Nell'immagine, i bambini si trovano sdraiati a pancia in giù, in biancheria intima, su lenzuola viola, accanto a una finestra con grata, in un ambiente chiaramente soffocante.
«Questa foto può sembrare tenera, può, ma per me come padre, questa foto è sinonimo di impotenza. Come padre, vedere i miei bambini dormire tutta la notte su un portico per non avere elettricità da più di 24 ore», ha scritto l'uomo accanto al post.
Lungi dal limitarsi a descrivere la scena, il padre ha sfruttato l'immagine per rigettare in modo diretto le riforme economiche che il regime aveva annunciato giorni prima in un Plenario Straordinario del Partito Comunista di Cuba.
«Quello che stanno facendo adesso con i cambiamenti e simili, per me è un altro circo per guadagnare tempo, tempo di cui hanno abusato e che non hanno utilizzato al momento giusto per fare i cambiamenti che dovevano fare», ha affermato.
Il suo messaggio si è concluso con una richiesta politica senza ambiguità: «È già troppo tardi per questo, ora semplicemente il cambiamento che vogliamo, di cui abbiamo bisogno è totale, e inizia con il fatto che devono lasciare il potere. Dio, Patria, Vita e Libertà».
Non è la prima volta che questo cittadino documenta sui social il deterioramento della sua vita quotidiana.
Il 17 giugno ha pubblicato un testo su ciò che ha definito la «dittatura dei numeri», elencando la realtà che affrontano le famiglie cubane: il dollaro a 685 pesos nel mercato informale, un deficit elettrico di quasi 2.000 MW che si traduce in oltre 20 ore di blackout giornaliero, una bombola di gas a 29 dollari mentre la maggior parte degli stipendi non supera i 10 dollari al mese e i pensionati ricevono appena quattro dollari al mese.
Ha anche sottolineato che la ricarica di ETECSA costa 360 pesos e dura appena sette giorni, e che il litro di benzina nel mercato nero si aggira quasi attorno ai 5.000 pesos cubani, mentre nel mercato ufficiale —dove costa 1,90 dollari— è possibile acquistare solo 20 litri ogni 180 giorni.
«Questa dittatura crudele delle matematite non comprende né sentimenti né valori né morale, tanto meno, molto meno, ideologia», scrisse il 17 giugno.
Il 9 giugno, lo stesso uomo aveva chiesto aiuto su Facebook per localizzare ventilatori ricaricabili che accettassero pagamenti tramite trasferimento, per poterli acquistare per i suoi nipoti. «Questa situazione dei blackout non ha fine», ha riconosciuto allora.

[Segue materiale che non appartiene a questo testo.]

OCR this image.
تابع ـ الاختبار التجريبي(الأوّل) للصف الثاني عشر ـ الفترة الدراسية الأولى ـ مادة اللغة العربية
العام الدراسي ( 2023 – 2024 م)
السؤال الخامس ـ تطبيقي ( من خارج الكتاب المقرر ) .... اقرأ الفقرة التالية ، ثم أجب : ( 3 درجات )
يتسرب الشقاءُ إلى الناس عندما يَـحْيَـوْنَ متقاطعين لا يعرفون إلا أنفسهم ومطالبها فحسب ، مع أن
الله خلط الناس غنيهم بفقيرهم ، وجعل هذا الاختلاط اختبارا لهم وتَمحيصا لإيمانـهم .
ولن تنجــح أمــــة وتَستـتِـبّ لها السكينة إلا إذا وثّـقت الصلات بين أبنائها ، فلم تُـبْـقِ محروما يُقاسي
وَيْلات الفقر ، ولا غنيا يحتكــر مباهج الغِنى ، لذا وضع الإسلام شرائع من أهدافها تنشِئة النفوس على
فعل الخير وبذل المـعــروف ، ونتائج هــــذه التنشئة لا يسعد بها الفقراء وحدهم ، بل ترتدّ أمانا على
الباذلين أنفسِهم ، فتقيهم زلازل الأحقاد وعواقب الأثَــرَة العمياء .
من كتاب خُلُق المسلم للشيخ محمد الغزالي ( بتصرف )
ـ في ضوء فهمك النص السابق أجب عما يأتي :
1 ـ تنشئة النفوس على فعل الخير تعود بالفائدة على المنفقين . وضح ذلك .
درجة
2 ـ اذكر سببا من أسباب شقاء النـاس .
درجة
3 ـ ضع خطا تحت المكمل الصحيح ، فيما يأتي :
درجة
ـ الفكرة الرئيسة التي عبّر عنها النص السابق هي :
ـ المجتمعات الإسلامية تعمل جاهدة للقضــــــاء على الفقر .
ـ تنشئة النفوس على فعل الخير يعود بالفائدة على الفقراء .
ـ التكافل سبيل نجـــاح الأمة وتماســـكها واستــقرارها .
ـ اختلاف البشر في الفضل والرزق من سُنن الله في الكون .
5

La situazione descritta da questo padre riflette una crisi energetica senza precedenti a Cuba, dove l'Unione Elettrica ha segnalato deficit di fino a 2.045 MW durante le ore di punta a giugno 2026, con solo 1.035 MW disponibili a fronte di una domanda di 3.050 MW.
In alcune zone di Matanzas, i residenti hanno accumulato più di 72 ore consecutive senza elettricità, e a Santiago di Cuba i blackout sono stati riorganizzati in nove blocchi, con quartieri che ricevevano appena una o due ore di luce al giorno.
Il sistema elettrico cubano ha subito almeno sette collassi totali in 18 mesi, incluso un blackout nazionale il 16 marzo 2026, e la centrale termoelettrica Antonio Guiteras —la più grande del paese— si è disconnessa dal sistema per la quinta volta in cinque settimane il 5 giugno.
Il nuovo salario minimo annunciato per il 1 luglio è di 3.210 pesos cubani al mese, equivalente a meno di cinque dollari al cambio informale, una cifra che contrasta bruscamente con i prezzi che questo padre ha elencato nelle sue pubblicazioni.